Thursday, November 8, 2018

Intertwined Histories of Oppression


In the late 1700s, both the Haitian slaves and the American colonists gained their freedom--Haitian slaves from their French tyrants/slave masters and American colonists from their British tyrants.
Though the Christian historian, George Marsden, asserts British tyranny was not bad enough to justify a violent revolution.

The Haitian slave revolution, against their French oppressors, began in 1791 and ended in 1804.  This overlapped with President Thomas Jefferson's term which began in 1801 and ended in 1809.

President Thomas Jefferson and all other American slave owners greatly feared the example of the successful slave revolution in Haiti; they feared that American slaves might try to copy the Haitian slaves' success and revolt here in America.  So from its very beginning as a new nation, Haiti was seen as an enemy of America.  Americans sided with the French oppressors during their hundred years of Haitian slavery, and also the following one hundred plus years of French debt slavery.

The following information might explain why President Jefferson sided with the French oppressors in Haiti.
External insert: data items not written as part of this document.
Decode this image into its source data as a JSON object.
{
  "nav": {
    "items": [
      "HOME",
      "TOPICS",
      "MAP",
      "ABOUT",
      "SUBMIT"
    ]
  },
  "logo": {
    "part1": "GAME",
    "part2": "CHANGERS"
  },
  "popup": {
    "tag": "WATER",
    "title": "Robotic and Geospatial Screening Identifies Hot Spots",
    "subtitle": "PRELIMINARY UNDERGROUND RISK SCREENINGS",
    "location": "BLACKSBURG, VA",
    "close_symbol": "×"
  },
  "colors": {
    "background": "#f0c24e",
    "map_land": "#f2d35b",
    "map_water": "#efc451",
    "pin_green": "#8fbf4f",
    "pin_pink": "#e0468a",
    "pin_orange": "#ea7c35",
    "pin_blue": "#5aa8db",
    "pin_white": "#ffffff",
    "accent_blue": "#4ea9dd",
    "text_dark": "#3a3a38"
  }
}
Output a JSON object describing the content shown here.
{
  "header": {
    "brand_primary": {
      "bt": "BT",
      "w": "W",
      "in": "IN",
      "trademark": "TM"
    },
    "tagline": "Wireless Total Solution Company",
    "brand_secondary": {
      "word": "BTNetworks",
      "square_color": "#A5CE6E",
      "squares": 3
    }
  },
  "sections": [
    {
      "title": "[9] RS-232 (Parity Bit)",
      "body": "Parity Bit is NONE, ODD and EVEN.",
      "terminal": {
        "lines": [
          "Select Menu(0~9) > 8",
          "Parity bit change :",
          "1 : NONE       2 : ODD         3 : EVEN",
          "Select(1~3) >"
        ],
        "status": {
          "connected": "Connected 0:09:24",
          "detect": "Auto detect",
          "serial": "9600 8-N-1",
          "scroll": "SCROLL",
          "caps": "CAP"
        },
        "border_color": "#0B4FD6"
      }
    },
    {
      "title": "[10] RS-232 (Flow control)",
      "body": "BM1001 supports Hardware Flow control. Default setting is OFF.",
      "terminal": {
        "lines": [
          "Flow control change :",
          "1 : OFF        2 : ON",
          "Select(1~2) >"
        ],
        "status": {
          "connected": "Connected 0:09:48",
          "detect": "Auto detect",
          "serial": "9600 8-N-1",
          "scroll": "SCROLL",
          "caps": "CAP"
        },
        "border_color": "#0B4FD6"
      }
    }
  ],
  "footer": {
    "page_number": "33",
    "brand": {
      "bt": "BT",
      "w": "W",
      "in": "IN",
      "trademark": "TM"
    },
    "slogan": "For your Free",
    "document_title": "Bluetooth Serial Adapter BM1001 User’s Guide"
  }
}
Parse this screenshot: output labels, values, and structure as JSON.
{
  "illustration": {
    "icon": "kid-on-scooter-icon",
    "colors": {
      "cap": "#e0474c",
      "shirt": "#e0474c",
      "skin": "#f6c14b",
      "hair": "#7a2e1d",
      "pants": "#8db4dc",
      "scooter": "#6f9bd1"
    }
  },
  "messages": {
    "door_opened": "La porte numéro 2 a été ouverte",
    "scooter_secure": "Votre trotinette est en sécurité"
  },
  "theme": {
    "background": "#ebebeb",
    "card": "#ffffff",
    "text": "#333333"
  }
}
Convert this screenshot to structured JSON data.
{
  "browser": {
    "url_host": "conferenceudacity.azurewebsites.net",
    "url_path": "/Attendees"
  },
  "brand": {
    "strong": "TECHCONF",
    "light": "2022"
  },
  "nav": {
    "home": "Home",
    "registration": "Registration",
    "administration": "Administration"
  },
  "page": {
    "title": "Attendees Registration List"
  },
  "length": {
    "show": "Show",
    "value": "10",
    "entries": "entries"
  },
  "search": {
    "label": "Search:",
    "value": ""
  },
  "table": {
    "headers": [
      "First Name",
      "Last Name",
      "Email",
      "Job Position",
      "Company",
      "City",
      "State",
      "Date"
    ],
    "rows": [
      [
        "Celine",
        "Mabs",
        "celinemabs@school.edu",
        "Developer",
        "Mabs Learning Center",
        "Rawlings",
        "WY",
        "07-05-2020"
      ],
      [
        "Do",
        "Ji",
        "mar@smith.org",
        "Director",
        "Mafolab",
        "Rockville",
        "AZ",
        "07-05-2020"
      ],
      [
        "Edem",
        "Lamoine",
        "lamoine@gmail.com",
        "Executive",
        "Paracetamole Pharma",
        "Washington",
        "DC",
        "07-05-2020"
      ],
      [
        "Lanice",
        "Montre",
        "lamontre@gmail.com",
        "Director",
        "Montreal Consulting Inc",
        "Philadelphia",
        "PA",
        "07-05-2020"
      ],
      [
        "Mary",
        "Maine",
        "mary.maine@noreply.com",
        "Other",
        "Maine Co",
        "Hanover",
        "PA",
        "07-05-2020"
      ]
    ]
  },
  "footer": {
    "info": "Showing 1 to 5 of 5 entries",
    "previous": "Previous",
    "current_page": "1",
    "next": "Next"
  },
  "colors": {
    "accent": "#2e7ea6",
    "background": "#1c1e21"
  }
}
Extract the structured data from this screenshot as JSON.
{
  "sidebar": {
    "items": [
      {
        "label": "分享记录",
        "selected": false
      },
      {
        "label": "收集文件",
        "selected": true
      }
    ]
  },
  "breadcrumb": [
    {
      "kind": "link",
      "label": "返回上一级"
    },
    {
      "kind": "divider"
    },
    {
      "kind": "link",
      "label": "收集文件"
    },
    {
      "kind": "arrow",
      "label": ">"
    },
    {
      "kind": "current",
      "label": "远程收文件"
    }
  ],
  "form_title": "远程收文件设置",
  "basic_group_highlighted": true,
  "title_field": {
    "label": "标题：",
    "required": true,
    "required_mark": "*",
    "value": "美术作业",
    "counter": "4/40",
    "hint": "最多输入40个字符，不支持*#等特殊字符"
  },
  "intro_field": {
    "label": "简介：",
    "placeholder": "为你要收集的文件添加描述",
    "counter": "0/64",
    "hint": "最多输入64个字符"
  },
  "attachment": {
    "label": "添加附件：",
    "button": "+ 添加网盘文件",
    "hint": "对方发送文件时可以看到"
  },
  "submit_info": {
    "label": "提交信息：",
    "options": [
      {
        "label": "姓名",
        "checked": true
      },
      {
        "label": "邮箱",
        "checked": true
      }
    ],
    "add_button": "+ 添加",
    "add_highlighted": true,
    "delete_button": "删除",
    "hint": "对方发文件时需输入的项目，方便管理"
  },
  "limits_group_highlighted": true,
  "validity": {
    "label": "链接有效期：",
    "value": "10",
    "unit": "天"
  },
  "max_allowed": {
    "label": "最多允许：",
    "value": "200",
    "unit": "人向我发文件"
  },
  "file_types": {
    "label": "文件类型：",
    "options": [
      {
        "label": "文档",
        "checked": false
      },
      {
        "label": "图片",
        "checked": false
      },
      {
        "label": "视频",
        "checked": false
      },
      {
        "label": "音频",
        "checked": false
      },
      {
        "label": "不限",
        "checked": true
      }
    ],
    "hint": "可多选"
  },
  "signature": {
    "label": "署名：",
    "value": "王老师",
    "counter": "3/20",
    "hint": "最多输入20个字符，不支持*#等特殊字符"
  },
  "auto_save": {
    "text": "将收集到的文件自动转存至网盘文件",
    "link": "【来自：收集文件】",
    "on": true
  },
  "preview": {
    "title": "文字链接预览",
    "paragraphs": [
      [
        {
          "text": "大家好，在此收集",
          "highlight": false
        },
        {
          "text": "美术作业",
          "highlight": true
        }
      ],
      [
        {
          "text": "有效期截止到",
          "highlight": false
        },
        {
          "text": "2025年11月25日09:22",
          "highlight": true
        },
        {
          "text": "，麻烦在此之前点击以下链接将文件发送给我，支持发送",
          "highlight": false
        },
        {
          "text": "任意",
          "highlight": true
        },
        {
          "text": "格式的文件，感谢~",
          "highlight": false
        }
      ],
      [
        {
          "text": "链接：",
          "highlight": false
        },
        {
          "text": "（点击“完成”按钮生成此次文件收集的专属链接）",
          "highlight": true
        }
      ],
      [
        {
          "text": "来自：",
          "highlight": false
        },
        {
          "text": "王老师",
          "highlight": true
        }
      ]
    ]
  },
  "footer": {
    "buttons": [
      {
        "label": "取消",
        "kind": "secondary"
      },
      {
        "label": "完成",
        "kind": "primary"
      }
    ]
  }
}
  • Jefferson, himself, owned 260 slaves; so oppression, exploitation and  brutalization was not a foreign concept to Jefferson.
  • Jefferson raped at least one of his slave women.
  • Jefferson approved of the Indian Removal Act designed to remove all Indians east of the Mississippi and force them to live west of the Mississippi.  Though it was President Jackson who implemented the Indian Removal Act, Jefferson fully endorsed this Indian genocide and land theft.  When you combine slavery, Indian genocide and siding with French oppressors, this makes Jefferson an exceedingly evil person.


This history of enmity affects U.S. relations with Haiti even today.  To Americans Haitians are blacks and therefore inferior.  So America treats Haiti as a puppet incapable of ruling itself, thereby legitimating American interference in the internal affairs of Haiti at any time.

In a strange case of twisted moral logic, white freedom-loving colonists denied their slaves their freedom.  Even as Americans enjoyed freedom, they denied freedom and justice to their African slaves.

This deeply intertwined history even enabled the U.S. to obtain the Louisiana Territory which extended all the way from New Orleans to the Canadian border west of the Mississippi.  After the successful Haitian slave revolution, Napoleon no longer needed the Louisiana Territory.  So he ended up selling it to America dirt cheap.  American negotiators had gone to France wanting to purchase New Orleans from the French.  Surprisingly the French offered to sell the whole Louisiana Territory from the Mississippi to the Rocky Mountains.  What we call the Louisiana Purchase might never have happened had the slaves not revolted in Haiti.  The territory west of the Mississippi to the Rocky Mountains might today still be French and all people living west of the Mississippi River would be speaking the French language.  The western border of the U.S. might not be the Pacific Coast, it might have been the Mississippi River.